When I first began to write this play, I felt compelled to do something. People I loved were suffering. It is not often that Indigenous people aren’t being tormented by something, but this was different. This time, people I loved had been witness to something devastating. Something horrific, something so traumatic, it would alter the course of their lives.

I imagine, for some Australians, it may be second nature to think that tragedy won’t happen to you. But this is not something Indigenous Australians have the luxury to dream.

I realised one day (as every Indigenous child does), that the white world that I knew had stuck a target on my back. That it was only a matter of time before I succumb to that which this country had prepared for me—the destruction of my mind and my body. The destruction of my culture.

Every day since that moment I have tried to rally against that doom. To learn how not to live in fear.

Indigenous Australians live daily with the sickly effects of that devastating force, most commonly known as colonisation. Its effects are ever-present and all around us. You may have the luxury of not seeing it all the time. We do not. Let me make no mistake. The effects are absolutely evident in the rate in which Indigenous Australians take their own lives. In some parts of Australia, those rates are the highest in the world, up to twenty times the national average.

I couldn’t watch people I love become statistics.

When devastation was at our door again, I had to do something. I was in fear again. This time, I feared that the depression would spread.

When the moment came, I sat across from my cousin and I could say nothing. I mumbled and stared at the floor. I found it impossible to say anything. I remembered the echo of institutions I’d found myself in as a young, impressionable teenager—somewhat alone—well… they taught me to say nothing. They encouraged me to say nothing. I watched as the trauma of suicide and grief threatened to pull at the threads of my tightknit family, and truthfully, I was terrified.

So I began to write what would later become this play. I wrote because I thought my family needed me. The deeper the play took me, the more I realised that it was I, in fact, that needed them.

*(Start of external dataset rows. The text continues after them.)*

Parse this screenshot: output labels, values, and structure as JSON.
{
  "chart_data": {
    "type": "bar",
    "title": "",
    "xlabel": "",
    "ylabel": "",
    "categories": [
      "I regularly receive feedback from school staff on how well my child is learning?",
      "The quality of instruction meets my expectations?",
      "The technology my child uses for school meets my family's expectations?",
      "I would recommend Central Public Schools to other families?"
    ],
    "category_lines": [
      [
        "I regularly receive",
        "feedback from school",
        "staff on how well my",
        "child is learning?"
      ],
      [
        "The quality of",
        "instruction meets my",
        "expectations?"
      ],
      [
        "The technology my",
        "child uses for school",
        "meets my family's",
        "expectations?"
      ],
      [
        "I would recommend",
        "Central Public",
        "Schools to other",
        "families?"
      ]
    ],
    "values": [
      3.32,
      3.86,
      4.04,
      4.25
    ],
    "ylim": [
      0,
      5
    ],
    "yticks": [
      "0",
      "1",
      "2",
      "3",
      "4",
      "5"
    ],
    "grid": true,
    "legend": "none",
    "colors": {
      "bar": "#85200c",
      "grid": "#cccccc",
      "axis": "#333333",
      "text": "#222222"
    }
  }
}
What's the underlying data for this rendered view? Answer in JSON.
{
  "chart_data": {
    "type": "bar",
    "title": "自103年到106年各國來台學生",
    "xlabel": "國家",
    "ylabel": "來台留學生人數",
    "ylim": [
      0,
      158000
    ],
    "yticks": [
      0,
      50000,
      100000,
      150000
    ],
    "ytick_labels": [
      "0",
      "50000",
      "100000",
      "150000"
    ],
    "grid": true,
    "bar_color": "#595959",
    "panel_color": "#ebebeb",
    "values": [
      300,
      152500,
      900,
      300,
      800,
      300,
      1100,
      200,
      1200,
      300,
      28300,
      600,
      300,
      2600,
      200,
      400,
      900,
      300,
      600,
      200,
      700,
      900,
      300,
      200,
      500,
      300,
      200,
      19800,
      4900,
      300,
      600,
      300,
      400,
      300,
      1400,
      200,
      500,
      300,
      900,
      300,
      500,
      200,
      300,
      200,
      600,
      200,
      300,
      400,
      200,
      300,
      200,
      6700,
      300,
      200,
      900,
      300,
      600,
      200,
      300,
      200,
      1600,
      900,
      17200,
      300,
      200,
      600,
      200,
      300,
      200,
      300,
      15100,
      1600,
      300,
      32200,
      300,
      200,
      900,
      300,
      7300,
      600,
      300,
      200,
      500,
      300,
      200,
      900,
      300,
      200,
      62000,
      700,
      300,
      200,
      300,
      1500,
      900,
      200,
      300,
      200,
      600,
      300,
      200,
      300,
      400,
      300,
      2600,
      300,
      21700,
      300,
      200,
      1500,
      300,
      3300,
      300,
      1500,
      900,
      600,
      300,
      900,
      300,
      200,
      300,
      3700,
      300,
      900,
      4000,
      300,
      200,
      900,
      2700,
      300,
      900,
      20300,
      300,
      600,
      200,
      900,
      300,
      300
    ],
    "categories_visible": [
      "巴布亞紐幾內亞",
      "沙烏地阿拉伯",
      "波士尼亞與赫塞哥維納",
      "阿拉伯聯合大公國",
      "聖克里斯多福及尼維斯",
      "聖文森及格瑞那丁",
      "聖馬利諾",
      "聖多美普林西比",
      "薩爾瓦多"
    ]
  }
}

Part way through, I realised that I’d forgotten something. My mothers, my grandmothers, my great grandmothers had taught it to me, but somehow I’d forgotten: all we have is each other. Our integrity, our legacy, and our very survival depend on one another.

This has to be true of our two cultures. Black Australia has lived with intergenerational trauma and inequality for so long. We have talked about it, pleaded so often our voices are hoarse.

What will it take for Australia to rally around us? What will it take for Indigenous Australians to be heard?

I’d like to thank the extraordinary team of individuals that helped put this work together. I feel very lucky to get to work with, and to learn from, such incredibly talented humans. In particular, to the cast—Lisa, Trevor, Dion, Leonie and Nelson—watching you work and helping you find these characters over the last few weeks has been a great, great pleasure. Thank you for your patience, your courage and your dedication. I’m very, very proud of what we’ve made together.